The auto kick-started again and this time, we drove outside Anegundi to a prehistoric settlement called Onake Kindi.  We stopped in front of some paddy fields and climbed our way through a steep narrow pathway in a rocky terrain. The path led us to a wide plateau of tall grass, where we found ourselves ringed in by hillocks. There was no one in sight.

But we walked through the grass towards the boulders until Virupkasha pointed out to some rock art in one of them. We found a rock with some red and white markings, which had some stick figures of humans and some animals like the bull.

In another boulder was a circular diagram which looked like drawings of sun and moon, but we could not figure out the symbolism behind it.

I later learnt from Professor Ravi Korisettar from  the Department of  History and Archaeology of the Karnatak University that the rock painting belonged to the Iron Age, somewhere around the period of about 1500 BC and that the faded circular painting was a very rare depiction of a megalithic style of burial.” If you look closely, you can see a human body in the middle and a lot of burial goods, surrounded by a  stone circle,” he said.
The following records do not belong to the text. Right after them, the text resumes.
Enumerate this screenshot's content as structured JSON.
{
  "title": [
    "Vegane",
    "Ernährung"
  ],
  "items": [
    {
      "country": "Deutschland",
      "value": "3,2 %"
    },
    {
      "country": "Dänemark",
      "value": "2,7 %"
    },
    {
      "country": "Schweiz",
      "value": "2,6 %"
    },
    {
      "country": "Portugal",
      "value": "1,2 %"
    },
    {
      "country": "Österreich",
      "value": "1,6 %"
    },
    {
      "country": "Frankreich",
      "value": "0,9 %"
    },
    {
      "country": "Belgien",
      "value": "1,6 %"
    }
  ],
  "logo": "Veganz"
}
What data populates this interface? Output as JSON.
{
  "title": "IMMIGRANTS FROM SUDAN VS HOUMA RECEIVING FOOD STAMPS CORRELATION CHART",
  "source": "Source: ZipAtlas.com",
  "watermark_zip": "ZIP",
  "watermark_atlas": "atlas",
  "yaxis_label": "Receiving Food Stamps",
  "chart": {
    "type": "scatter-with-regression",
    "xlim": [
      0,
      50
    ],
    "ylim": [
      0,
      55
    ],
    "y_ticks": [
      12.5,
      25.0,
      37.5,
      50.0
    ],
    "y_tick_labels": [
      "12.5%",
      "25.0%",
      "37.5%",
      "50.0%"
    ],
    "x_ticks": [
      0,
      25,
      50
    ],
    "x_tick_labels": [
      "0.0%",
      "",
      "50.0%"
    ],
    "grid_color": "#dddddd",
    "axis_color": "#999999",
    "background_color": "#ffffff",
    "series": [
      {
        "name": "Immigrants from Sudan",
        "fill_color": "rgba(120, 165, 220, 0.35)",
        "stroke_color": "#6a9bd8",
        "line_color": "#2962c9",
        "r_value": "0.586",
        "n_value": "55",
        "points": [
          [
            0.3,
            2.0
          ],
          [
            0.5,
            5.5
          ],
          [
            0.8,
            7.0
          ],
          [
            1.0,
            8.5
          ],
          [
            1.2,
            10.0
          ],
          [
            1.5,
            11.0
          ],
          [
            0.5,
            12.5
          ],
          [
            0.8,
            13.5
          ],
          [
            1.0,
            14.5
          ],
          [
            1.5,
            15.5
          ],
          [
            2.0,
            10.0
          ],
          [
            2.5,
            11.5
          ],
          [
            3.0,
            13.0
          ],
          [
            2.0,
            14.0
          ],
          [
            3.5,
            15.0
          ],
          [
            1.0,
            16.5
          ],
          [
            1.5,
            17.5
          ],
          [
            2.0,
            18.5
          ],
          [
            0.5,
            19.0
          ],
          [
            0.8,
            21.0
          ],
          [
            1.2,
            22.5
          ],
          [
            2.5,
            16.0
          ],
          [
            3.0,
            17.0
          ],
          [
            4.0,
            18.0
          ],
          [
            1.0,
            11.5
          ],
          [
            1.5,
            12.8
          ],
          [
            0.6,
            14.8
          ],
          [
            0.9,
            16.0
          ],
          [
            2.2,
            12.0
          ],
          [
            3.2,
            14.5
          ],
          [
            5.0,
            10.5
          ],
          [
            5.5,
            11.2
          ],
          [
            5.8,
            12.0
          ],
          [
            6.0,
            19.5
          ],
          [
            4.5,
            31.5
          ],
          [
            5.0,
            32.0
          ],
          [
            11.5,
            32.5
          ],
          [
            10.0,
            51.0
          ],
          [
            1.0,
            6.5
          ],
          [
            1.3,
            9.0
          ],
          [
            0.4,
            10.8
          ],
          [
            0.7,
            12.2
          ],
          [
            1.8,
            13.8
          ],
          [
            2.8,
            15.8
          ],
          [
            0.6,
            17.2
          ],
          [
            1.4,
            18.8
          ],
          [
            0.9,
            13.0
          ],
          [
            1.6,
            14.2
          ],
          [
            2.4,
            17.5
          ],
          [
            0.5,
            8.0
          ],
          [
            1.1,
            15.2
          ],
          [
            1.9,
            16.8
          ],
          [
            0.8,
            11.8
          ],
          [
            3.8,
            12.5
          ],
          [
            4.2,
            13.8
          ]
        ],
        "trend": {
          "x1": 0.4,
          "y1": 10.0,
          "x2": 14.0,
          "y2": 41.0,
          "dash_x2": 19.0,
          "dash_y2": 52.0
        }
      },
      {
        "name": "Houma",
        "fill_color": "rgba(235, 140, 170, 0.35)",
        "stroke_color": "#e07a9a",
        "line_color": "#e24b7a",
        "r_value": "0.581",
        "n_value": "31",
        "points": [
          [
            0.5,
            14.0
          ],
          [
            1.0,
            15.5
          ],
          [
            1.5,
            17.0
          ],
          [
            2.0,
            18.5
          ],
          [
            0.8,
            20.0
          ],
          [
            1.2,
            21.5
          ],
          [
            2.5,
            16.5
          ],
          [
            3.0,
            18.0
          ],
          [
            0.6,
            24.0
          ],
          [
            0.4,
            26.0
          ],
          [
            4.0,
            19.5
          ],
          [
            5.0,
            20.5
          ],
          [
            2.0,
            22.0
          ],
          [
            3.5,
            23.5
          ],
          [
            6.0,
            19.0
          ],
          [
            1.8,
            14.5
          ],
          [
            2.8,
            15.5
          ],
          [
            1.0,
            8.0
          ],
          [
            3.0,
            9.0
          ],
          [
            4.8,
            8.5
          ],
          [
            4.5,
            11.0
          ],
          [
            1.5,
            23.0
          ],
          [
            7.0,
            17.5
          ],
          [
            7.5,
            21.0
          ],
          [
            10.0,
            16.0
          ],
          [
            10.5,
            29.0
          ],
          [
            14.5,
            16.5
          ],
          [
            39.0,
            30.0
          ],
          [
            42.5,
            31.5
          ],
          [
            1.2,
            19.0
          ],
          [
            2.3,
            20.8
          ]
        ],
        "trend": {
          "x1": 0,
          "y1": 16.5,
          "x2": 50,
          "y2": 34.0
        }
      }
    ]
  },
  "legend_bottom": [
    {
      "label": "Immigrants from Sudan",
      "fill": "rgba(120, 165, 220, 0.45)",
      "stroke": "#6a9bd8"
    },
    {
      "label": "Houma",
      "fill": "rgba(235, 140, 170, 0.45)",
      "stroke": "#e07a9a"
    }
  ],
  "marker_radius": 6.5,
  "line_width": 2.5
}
But at that moment, I had not understood the significance of the paintings when I had seen those crude red sketches on the rocks.

I learnt more that day, an entire site of megalithic dolmens was located further up in the hills called Mourya Mane.

Virupaksha meanwhile was giving me his own interpretations as we sat for a while in the fields and looked up at the mountains. My three-hour trip was almost ending and I knew it was time to hit the road again. I closed my eyes for a moment and a montage of images from the trip swept past by me. I saw forts and palaces, old isolated temples, saffron-clad sadhus, lost lovers in the ruins, lush fields ...and realised Anegundi is indeed ageless.

It has a mysticism  that can neither be explained nor explored. When I opened my eyes, I  found a lone auto waiting in the middle of an empty road to take me back to Hampi.